Your Essentie Pensioen: an update on LifeCycle Beleggen

Essentie Pensioen uses LifeCycle Investing by NN Investment Partners (NN IP). With LifeCycle Investing, the experts at NN IP have developed a solution to achieve an optimal risk-return ratio.

At a young age, one can afford to take a relatively high risk. If the value development of investments is negative, e.g. due to a drop in equity prices, there is indeed still plenty of time to make up for the losses.  As retirement approaches, however, there is increasingly less time to offset shocks in the financial markets. At that point, there will be more focus on safer investments and risks will be hedged. LifeCycle Investing is therefore composed of two parts:

  • Pension returns: by means of a single fund that typically invests in a broad basket of actively managed funds, with the aim to achieve attractive returns (NN First Class Return Fund)
  • Pension matching: using three fixed income funds with passive characteristics and a duration profile, with the objective of limiting interest rate risks wherever possible (NN Liability Matching Funds M, L and XL)

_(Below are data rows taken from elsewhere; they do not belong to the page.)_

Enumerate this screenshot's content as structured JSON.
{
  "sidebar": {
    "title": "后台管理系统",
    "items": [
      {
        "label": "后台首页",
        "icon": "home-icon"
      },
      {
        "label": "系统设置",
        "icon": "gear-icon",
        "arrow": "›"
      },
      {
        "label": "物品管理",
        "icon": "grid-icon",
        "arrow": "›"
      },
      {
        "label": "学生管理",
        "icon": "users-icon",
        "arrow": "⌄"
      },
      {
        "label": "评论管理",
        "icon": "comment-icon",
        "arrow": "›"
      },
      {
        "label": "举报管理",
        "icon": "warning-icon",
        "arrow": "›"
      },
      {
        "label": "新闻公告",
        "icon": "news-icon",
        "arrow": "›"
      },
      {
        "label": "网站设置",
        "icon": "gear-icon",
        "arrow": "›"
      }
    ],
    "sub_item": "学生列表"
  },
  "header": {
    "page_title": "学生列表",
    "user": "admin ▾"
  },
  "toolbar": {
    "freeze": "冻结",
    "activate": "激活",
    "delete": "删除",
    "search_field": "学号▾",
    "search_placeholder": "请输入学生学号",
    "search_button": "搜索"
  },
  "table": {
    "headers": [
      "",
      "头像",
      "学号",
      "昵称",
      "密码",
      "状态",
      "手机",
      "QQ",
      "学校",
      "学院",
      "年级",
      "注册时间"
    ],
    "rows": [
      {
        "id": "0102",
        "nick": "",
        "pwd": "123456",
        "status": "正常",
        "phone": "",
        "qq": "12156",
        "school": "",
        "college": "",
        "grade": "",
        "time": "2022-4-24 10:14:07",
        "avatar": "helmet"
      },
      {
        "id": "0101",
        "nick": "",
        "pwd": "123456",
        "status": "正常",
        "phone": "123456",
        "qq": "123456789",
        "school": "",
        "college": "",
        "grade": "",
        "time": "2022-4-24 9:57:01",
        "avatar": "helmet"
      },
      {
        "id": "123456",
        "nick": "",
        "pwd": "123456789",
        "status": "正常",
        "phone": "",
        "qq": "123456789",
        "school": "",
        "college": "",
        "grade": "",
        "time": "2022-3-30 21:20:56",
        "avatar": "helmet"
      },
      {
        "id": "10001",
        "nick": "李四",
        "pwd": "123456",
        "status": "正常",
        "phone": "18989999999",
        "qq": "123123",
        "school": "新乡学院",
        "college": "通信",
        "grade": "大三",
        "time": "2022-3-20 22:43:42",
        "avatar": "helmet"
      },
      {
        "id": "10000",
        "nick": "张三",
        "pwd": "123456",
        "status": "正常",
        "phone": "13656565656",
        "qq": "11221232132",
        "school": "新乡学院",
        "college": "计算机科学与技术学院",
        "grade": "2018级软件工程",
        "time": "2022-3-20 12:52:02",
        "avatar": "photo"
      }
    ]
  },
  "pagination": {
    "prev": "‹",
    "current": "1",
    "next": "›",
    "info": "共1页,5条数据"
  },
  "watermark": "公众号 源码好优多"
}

LifeCycle Investing has three risk profiles: defensive, neutral and offensive. Based on of these profiles, we consecutively invest more and more in the return part. Consequently, the defensive profile has the lowest downside risk, compared to the neutral and offensive profile.

More information on composition and performance
In the documents below (all in PDF) more information is provided about the composition and performance of the standard LifeCycle Investing as well as the 4 underlying funds it is constructed with.

Next to the above described LifeCycle, an employer can offer its employees the option to make the investment decisions themselves. For this investment option, a set of standard funds has been selected by Altis Investment Management.